Daymark Living Residents take on the polls

Kenya Menjivar
Waxahachie Daily Light

The residents of Daymark Living took to the polls to cast their votes for the Presidential Election, some voting for the first time.

According to the website, Daymark is a residential community dedicated to helping adults with intellectual and developmental disabilities live a happy, healthy and independent life.

Residents at Daymark get ready to vote.

Daymark Living Resident Manager Sarah Faust took it upon herself to educate the residents on the election and helped residents vote safely. 

“This was our first time going through the voting process. Really from start to finish getting people registered to vote. Before we even started registering people we had a class, where we talked about ‘hey this is an election year and how important it is and what that all encompasses and a little bit about what the election process looks like,’” shared Faust.

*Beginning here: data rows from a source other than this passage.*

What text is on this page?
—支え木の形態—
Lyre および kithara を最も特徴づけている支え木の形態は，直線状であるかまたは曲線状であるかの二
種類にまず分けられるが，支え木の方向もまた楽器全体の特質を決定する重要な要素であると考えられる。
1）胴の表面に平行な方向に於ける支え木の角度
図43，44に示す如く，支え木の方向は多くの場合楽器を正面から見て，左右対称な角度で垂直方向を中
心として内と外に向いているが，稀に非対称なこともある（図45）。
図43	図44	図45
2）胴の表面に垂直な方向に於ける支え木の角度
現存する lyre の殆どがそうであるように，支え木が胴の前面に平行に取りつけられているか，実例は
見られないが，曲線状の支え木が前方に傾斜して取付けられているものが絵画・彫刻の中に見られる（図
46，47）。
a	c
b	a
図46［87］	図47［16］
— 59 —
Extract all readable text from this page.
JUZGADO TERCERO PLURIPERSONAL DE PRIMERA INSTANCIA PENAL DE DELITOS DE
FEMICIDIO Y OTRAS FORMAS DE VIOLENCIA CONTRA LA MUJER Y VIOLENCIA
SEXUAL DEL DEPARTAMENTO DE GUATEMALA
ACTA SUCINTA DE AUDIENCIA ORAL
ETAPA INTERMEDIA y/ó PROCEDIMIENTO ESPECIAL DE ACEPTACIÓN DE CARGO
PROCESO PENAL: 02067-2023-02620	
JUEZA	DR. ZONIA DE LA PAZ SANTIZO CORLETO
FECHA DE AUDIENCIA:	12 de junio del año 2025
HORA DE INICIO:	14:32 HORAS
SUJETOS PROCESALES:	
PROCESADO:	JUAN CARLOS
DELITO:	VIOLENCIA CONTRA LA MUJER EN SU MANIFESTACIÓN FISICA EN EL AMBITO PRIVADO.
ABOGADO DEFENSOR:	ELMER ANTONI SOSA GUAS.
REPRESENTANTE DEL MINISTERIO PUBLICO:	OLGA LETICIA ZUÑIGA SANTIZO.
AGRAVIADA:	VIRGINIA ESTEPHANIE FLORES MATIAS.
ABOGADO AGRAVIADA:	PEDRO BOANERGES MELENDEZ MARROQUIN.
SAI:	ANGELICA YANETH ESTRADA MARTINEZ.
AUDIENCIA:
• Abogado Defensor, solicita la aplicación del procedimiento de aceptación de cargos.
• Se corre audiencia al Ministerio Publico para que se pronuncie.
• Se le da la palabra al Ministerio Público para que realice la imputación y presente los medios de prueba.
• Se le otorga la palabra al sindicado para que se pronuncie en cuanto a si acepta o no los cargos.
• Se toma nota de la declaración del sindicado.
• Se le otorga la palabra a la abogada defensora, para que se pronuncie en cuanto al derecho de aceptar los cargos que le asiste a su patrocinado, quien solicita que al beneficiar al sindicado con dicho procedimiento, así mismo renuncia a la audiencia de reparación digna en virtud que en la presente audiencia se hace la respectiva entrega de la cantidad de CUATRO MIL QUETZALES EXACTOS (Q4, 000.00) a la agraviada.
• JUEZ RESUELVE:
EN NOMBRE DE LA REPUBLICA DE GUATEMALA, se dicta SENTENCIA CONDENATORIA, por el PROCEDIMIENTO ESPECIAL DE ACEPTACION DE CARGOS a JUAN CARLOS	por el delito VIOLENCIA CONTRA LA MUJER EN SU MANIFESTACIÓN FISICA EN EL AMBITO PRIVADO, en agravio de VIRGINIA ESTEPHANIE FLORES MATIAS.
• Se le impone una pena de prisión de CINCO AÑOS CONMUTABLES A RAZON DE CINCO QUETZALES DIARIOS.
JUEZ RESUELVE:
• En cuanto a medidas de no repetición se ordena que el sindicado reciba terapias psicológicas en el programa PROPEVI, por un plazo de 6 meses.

From the 56 residents living at Daymark, 20 residents have all cast their votes.

While some were able to make a trip down to the polls in a safe manner, others wanted to take extra precautions and voted through mail. Many of the residents were first-time voters. 

A Daymark resident shows off his "I voted" sticker.

“Leading right up to the deadline to register we were registering people,” stated Faust. “It was reality cool because a lot of them were super interested and excited and just proud of themselves and their families were really excited and proud. 

Rosie Reichenstein, marketing director at Daymark Living, said that Daymark is all about helping its residents be independent and become their own person.

“From being a part of Daymark from the beginning, one of our biggest missions was to teach our residents how to advocate and how to make decisions and how to form kind of their personal beliefs and their personalities, and I think voting is just such a huge part of that,” said Reichenstein. “It’s really just independence in its true form is to be able to have your voice heard, and I think Sarah did such a great job in the classes and all of that with making sure they were set up to put their opinion out there. I think that’s really cool and not something that this population gets to do a lot of the time.”

As of Thursday night, two residents had yet to cast their votes. However, both have a plan to vote in time for the deadline of Nov. 3.

“I just really empathize that they were super excited to have this experience and being part of this process and just doing it for the first time and having that independence and that decision making and feeling included," shared Faust.

“These adults are so capable of contributing to the society, just like everyone else is and I think this ties in really well with this mission of ours which is like ‘don’t cap the potential of this population' because a lot of these policies we’re voting on directly affect them more than anyone else. It’s huge for them to be a part of that conversation," said Reichenstein.